I have Home Assistant running on an HP EliteDesk 800 G2 i5 6500 with 16gb ram. I have a VPE using ChatGPT 4.1 mini in the cloud. Performance is not very good at all. I am hoping the community can help me get this running a bit quicker with out building an AI server. I do plan on building an AI server but at the moment the funding is not available as I am laid off. I included some screen shots of my assist pipeline. I am not tech god but I am not a complete noob.
If I’m reading that right. You’re using faster-whisper and Piper both locally for sst and TTS. The. You’re using Gpt4.1 mini. Your prompt. We’ll it needs work but that won’t have anything to do with speed.
Lemme guess 6-12 seconds?
Thats as fast as you’re gonna get without starting to invest in some better gear. Sorry you can try different cloud providers. Thyraz says his gets turned around in a few seconds. But with cloud LLM and that voice setup you’re already pretty close to as fast as you’re going to get.
You don’t show if you’re local processing first that will make basic intent processing faster for lights and things but llm response not local assume 6+ seconds to round trip. Anything better. Gravy.
Yea at the higher end of that.
OpenAI and also many other LLM companies aren’t optimized for low latency and fast time-to-first-token responses.
Here’s what I use and Nathan referred to.

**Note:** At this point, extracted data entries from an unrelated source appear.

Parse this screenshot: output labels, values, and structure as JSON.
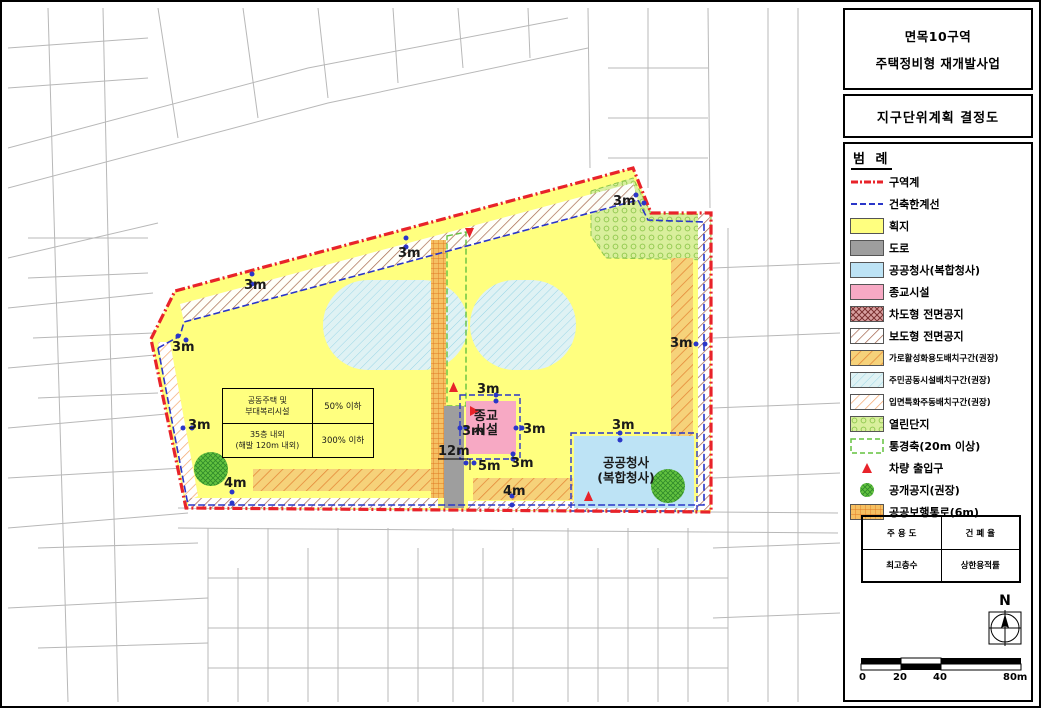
{
  "title": {
    "line1": "면목10구역",
    "line2": "주택정비형 재개발사업"
  },
  "subtitle": "지구단위계획 결정도",
  "legend": {
    "heading": "범 례",
    "items": [
      {
        "label": "구역계",
        "icon": "district-boundary-line",
        "color": "#e8232a"
      },
      {
        "label": "건축한계선",
        "icon": "building-limit-line",
        "color": "#2a36c8"
      },
      {
        "label": "획지",
        "icon": "lot-fill",
        "color": "#ffff7f"
      },
      {
        "label": "도로",
        "icon": "road-fill",
        "color": "#9e9e9e"
      },
      {
        "label": "공공청사(복합청사)",
        "icon": "public-office-fill",
        "color": "#bde3f5"
      },
      {
        "label": "종교시설",
        "icon": "religious-facility-fill",
        "color": "#f7a9c4"
      },
      {
        "label": "차도형 전면공지",
        "icon": "roadway-frontage-hatch",
        "color": "#8b3a3a"
      },
      {
        "label": "보도형 전면공지",
        "icon": "sidewalk-frontage-hatch",
        "color": "#b06a4f"
      },
      {
        "label": "가로활성화용도배치구간(권장)",
        "icon": "street-activation-hatch",
        "color": "#f28c3a"
      },
      {
        "label": "주민공동시설배치구간(권장)",
        "icon": "community-facility-hatch",
        "color": "#9ad6e6"
      },
      {
        "label": "입면특화주동배치구간(권장)",
        "icon": "facade-special-hatch",
        "color": "#f4a56a"
      },
      {
        "label": "열린단지",
        "icon": "open-complex-dots",
        "color": "#93d15a"
      },
      {
        "label": "통경축(20m 이상)",
        "icon": "view-corridor-dash",
        "color": "#63c23f"
      },
      {
        "label": "차량 출입구",
        "icon": "vehicle-entrance-triangle",
        "color": "#e8232a"
      },
      {
        "label": "공개공지(권장)",
        "icon": "public-open-space-circle",
        "color": "#3fbf3f"
      },
      {
        "label": "공공보행통로(6m)",
        "icon": "public-walkway-grid",
        "color": "#f07a2a"
      }
    ],
    "table": {
      "r1c1": "주 용 도",
      "r1c2": "건 폐 율",
      "r2c1": "최고층수",
      "r2c2": "상한용적률"
    },
    "north": "N",
    "scale": [
      "0",
      "20",
      "40",
      "80m"
    ]
  },
  "map": {
    "setbacks": {
      "a": "3m",
      "b": "3m",
      "c": "3m",
      "d": "3m",
      "e": "3m",
      "f": "3m",
      "g": "3m",
      "h": "3m",
      "i": "3m",
      "j": "4m",
      "k": "4m",
      "l": "3m",
      "m": "3m",
      "n": "3m"
    },
    "road_width": "12m",
    "road_setback": "5m",
    "religious_label": [
      "종교",
      "시설"
    ],
    "public_office_label": [
      "공공청사",
      "(복합청사)"
    ],
    "table": {
      "r1c1a": "공동주택 및",
      "r1c1b": "부대복리시설",
      "r1c2": "50% 이하",
      "r2c1a": "35층 내외",
      "r2c1b": "(해발 120m 내외)",
      "r2c2": "300% 이하"
    }
  }
}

Take a look here for some comparison response times to gpt-4.1-mini:
The best combination of a really fast provider, with a good tool calling model that has a large context size AND is affordable I could find is:
Model: gtp-oss-120b
Provider/LLM-hoster: http://groq.com
It provides an Open-AI compatible API endpoint and can therefore be used with this integration:
Easy to setup, as the configuration of this LLM integration is based on the official HA OpenAI integration, just with a few additional fields.
In Groq you need to register an account, add a payment method and create an API key.
It’s billed by usage afterwards (and you can set limits), so you don’t need to pay a larger amount pre-paid to test.
Thank you I will look into that when I get home.
So I have the LLM integration install and configured properly. I think. I have my Groq account setup with my API key and payment set up. Somethin somewhere is not configured correctly and I am hoping you can help me out please. It can tell me the time but much more than that it fails and the VPE flashes red. I have a whole new assist pipeline set up. I am just not sure where I went wrong.
Ok, so let’s take a look what might go wrong.
First, on which HA version are you?
I’m still on 2025.12.3, as there have been problems with LLMs regarding tool calls.
Your problem could be related to that in case you’re running a newer version.
In that case I think I’ve seen that there’s hope that the upcoming 2026.1.2 will fix this.
Beside of that I noticed that there have been a few updates to the LLM integration due to problems as well. Maybe related to the HA 2026.1.x versions.
Here I’m currently on version 1.2.3.
In HACS it’s possible to click on the 3-dot-menu when you selected/opened an integration and select to download it again.
There’s the option to choose which version.
Might be worth a try to use the same one as I do, in case the newest versions are problematic currently due to the tries to fix things on the latest HA version.
This is the the config of the LLM integration itself:
And this are the settings of the conversation agent created under the llm integration:
I use a template for the prompt, so I can edit it in one place for all the LLMs i tested.
But you can also enter your prompt directly here.
I am not sure what you mean by you make your prompt with a template either.
A LLM prompt allows to use templates to insert dynamic content to it.
I use just a single large template text as prompt, where all my text is coming from.
This doesn’t make a difference here, it allows me just to have a single place to edit the prompt for all my voice assistants (e.g. Open-AI Chat-GPT, Groq gpt-oss-120b, OpenRouter, … and what else I tried in parallel for testing).
So I don’t have to edit it in each one when I make changes.
The only differences I see in your screenshot is parallel tool calling which I haven’t enabled.
I also update to version 1.2.6 of the LLM integration just now to see if this might be the cause.
But it’s still working on my end.
Beside that you’re on 2026.1.1 and I’m not.
As the family is all around the house at the moment I can’t update HA.
Will do a backup of the HA VM tomorrow and also update to 2026.1.1 to see if this might cause an issue.
Thank you for the help. I really appreciate it. Thanks for the knowledge as well. I will try disabling parallel tool calling.